1. A guerra na Ucrânia continua a ser descrita por meio de palavras que remetem para visões distintas do mesmo fenómeno. Os ucranianos afirmam que se encontram a resistir e a defender o seu país. Já o Kremlin contra-argumenta: foi o Governo ucraniano o primeiro a atacar minorias russófonas e a ameaçar a própria Rússia. Os verbos selecionados para referir estes acontecimentos de guerra descrevem os ucranianos ora como vítimas ora como agressores. E, do lado contrário, é também possível perspetivar a realidade de forma dúplice: serão os russos invasores ou protetores? A língua é permeável a esta subjetividade, e as escolhas linguísticas veiculam iodeologias e geoestratégias que devem ser cuidadosamente filtradas por quem recebe os enunciados que descrevem a guerra em curso, suscetíveis de veicular visões antagónicas e que podem facilmente contribuir para turvar a análise de quem está menos informado ou de quem não quer ver. A língua é também uma arma de guerra.

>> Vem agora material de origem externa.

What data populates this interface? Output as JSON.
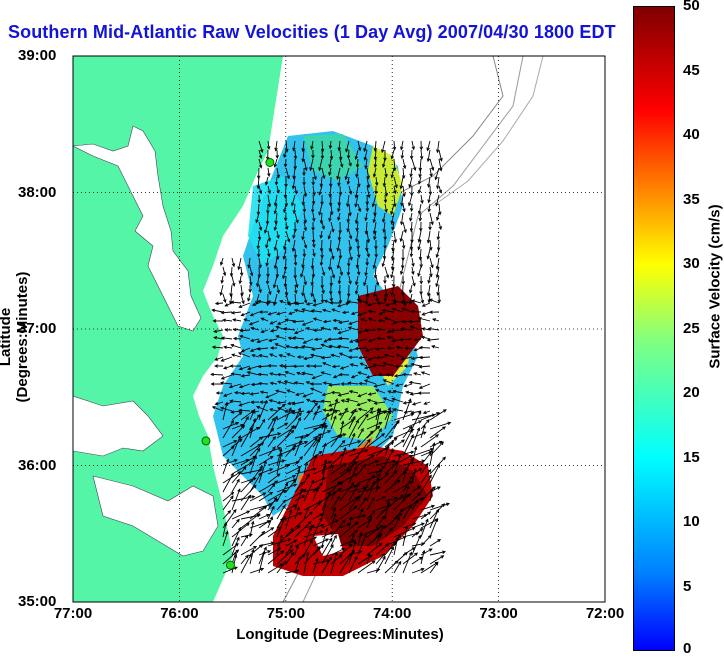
{
  "title": "Southern Mid-Atlantic Raw Velocities (1 Day Avg) 2007/04/30 1800 EDT",
  "axes": {
    "xlabel": "Longitude (Degrees:Minutes)",
    "ylabel": "Latitude (Degrees:Minutes)",
    "xticks": [
      "77:00",
      "76:00",
      "75:00",
      "74:00",
      "73:00",
      "72:00"
    ],
    "yticks": [
      "39:00",
      "38:00",
      "37:00",
      "36:00",
      "35:00"
    ]
  },
  "colorbar": {
    "label": "Surface Velocity (cm/s)",
    "ticks": [
      "50",
      "45",
      "40",
      "35",
      "30",
      "25",
      "20",
      "15",
      "10",
      "5",
      "0"
    ],
    "range": [
      0,
      50
    ],
    "units": "cm/s"
  },
  "map": {
    "lon_range": [
      -77,
      -72
    ],
    "lat_range": [
      35,
      39
    ],
    "grid": true,
    "land_color": "#55f5a8",
    "stations": [
      {
        "lat": 38.22,
        "lon": -75.15
      },
      {
        "lat": 36.18,
        "lon": -75.75
      },
      {
        "lat": 35.27,
        "lon": -75.52
      }
    ]
  }
}
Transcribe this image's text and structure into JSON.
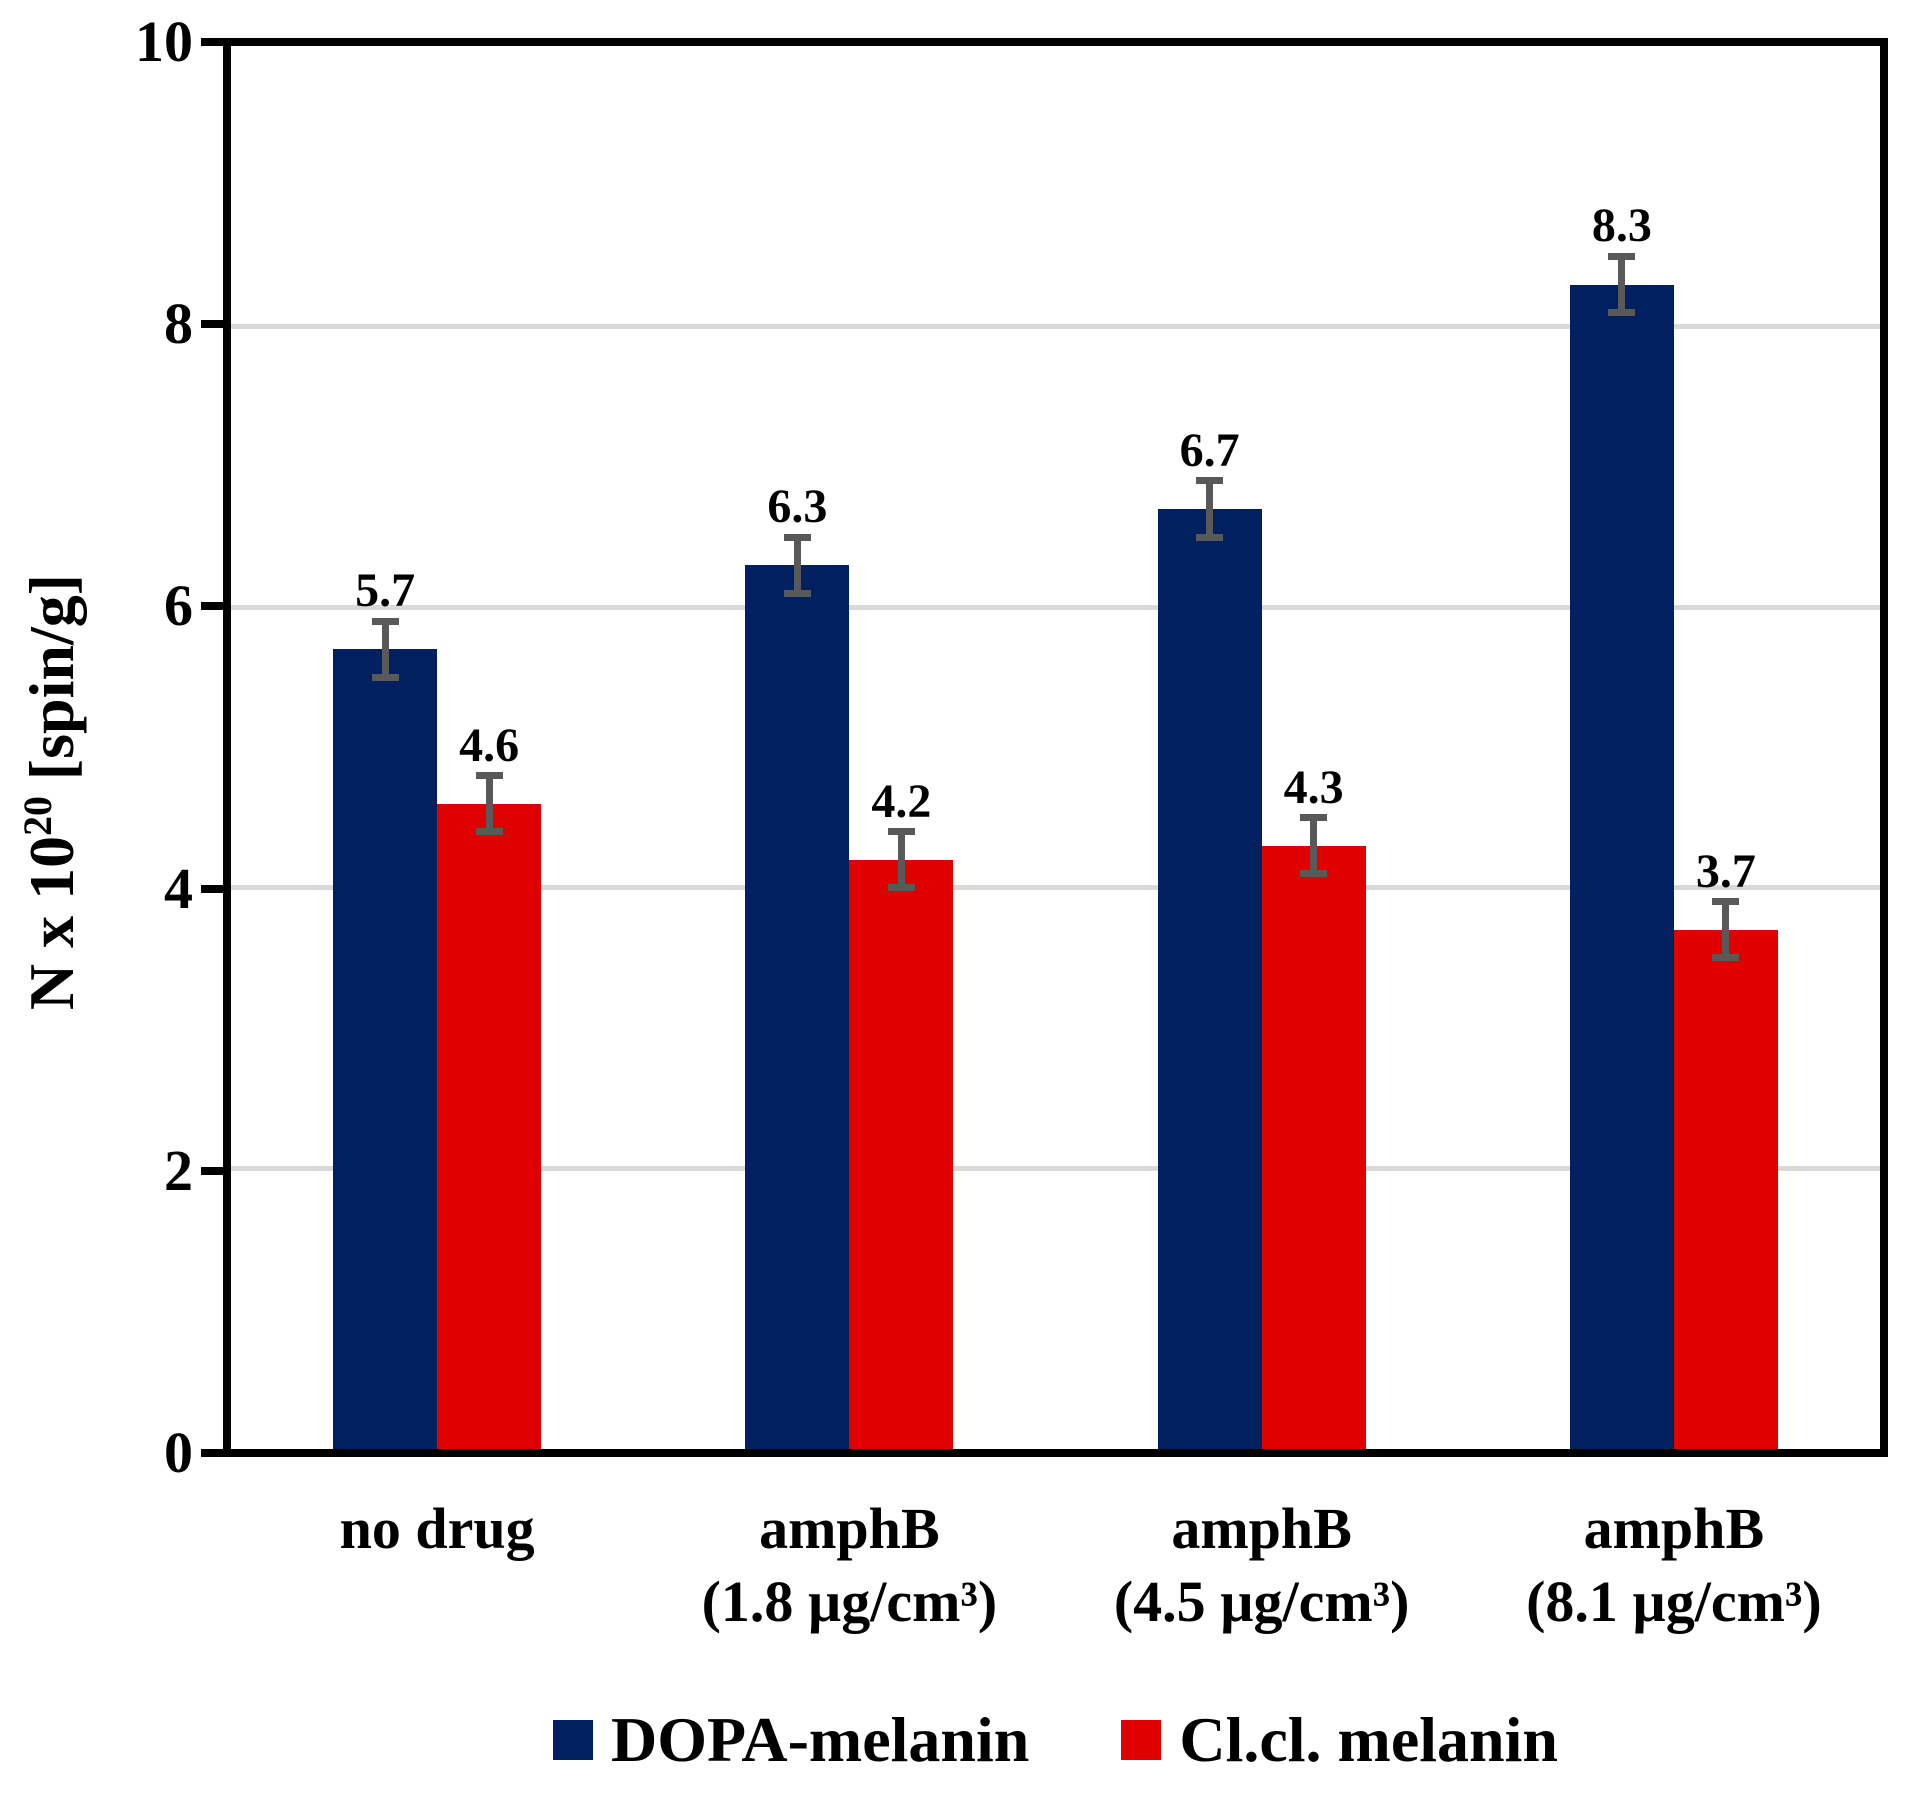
{
  "chart_data": {
    "type": "bar",
    "title": "",
    "y_axis": {
      "label_prefix": "N x 10",
      "label_exponent": "20",
      "label_suffix": " [spin/g]",
      "min": 0,
      "max": 10,
      "ticks": [
        0,
        2,
        4,
        6,
        8,
        10
      ],
      "gridlines": [
        2,
        4,
        6,
        8
      ]
    },
    "categories": [
      {
        "line1": "no drug",
        "line2": ""
      },
      {
        "line1": "amphB",
        "line2": "(1.8 µg/cm³)"
      },
      {
        "line1": "amphB",
        "line2": "(4.5 µg/cm³)"
      },
      {
        "line1": "amphB",
        "line2": "(8.1 µg/cm³)"
      }
    ],
    "series": [
      {
        "name": "DOPA-melanin",
        "color": "#002060",
        "values": [
          5.7,
          6.3,
          6.7,
          8.3
        ],
        "errors": [
          0.2,
          0.2,
          0.2,
          0.2
        ]
      },
      {
        "name": "Cl.cl. melanin",
        "color": "#e00000",
        "values": [
          4.6,
          4.2,
          4.3,
          3.7
        ],
        "errors": [
          0.2,
          0.2,
          0.2,
          0.2
        ]
      }
    ],
    "error_bar_color": "#595959",
    "gridline_color": "#d9d9d9",
    "frame_color": "#000000",
    "legend_position": "bottom",
    "value_label_decimals": 1
  }
}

2. Em simultâneo, a língua vai também descrevendo a evolução da saúde mundial. Por um lado, refere-se aquela doença que teima em não dar tréguas, o que fica bem explícito na afirmação do diretor-geral da OMS: «A pandemia não vai desaparecer por magia». Ele mesmo aventou a possibilidade de o fim das restrições e o aumento das viagens explicarem o surto de uma nova pandemia que surge no horizonte: a «varíola dos macacos». Um pouco por todo o mundo, realizam-se estudos sobre as sequelas da covid-19 em diferentes áreas da atividade humana: um deles relaciona-se com a vida escolar (afetada) em Portugal e um outro sobre a participação em atos eleitorais em 26 países de cinco continentes, nomeadamente no quadro da abstenção. As expressões e a palavra sinalizadas constituem as quatro novas entradas em A covid-19 na Língua.
3. Na nova atualização do Consultório, as questões lexicais assumem uma posição de destaque: tratamos as diferenças entre abençoar e bendizer e também entre benevolência e bondade. Apresentamos, igualmente, respostas relacionadas com a correção de expressões como «e tal» com quantificadores ou «igual eu». Aborda-se ainda o uso da numeração romana em minúsculas em trabalhos e o único caso em que numa palavra surge uma vogal a fechada não seguida de consoante nasal. Por fim, uma explicação sobre os efeitos de sentidos associados ao uso do singular e do plural: «Lamentamos o transtorno ou os transtornos?»
4. A palavra metadado surge atualmente com muita frequência na comunicação social portuguesa devido ao chumbo da Lei dos Metadados pelo Tribunal Constitucional. Na sua crónica, divulgada no programa Páginas de Português, da Antena 2, a professora Carla Marques aborda a formação da palavra, a sua história e significados.
5. Partilhamos, com a devida vénia, três textos relacionados com a língua portuguesa:
— Uma crónica de Carmo Afonso, advogada e cronista, sobre a presença da homofobia na língua, a propósito da varíola dos macacos e dos preconceitos que a doença está a arrastar consigo;
— Um artigo de José Manuel Barata-Feyo, jornalista e provedor do jornal Público, onde ficam patentes vários problemas linguísticos apontados pelos leitores ao jornal, entre os quais a influência do inglês, que assume um grande peso;
— Uma carta dirigida ao jornal Público, na qual um leitor aponta um mau uso do presente do indicativo, uma análise que o Ciberdúvidas relativiza.
6. O Ciberdúvidas conta com uma nova rubrica: Literatura. Nela se inclui uma reflexão do escritor e colunista Eduardo Affonso sobre as diferenças entre dois géneros textuais: a crónica e o conto.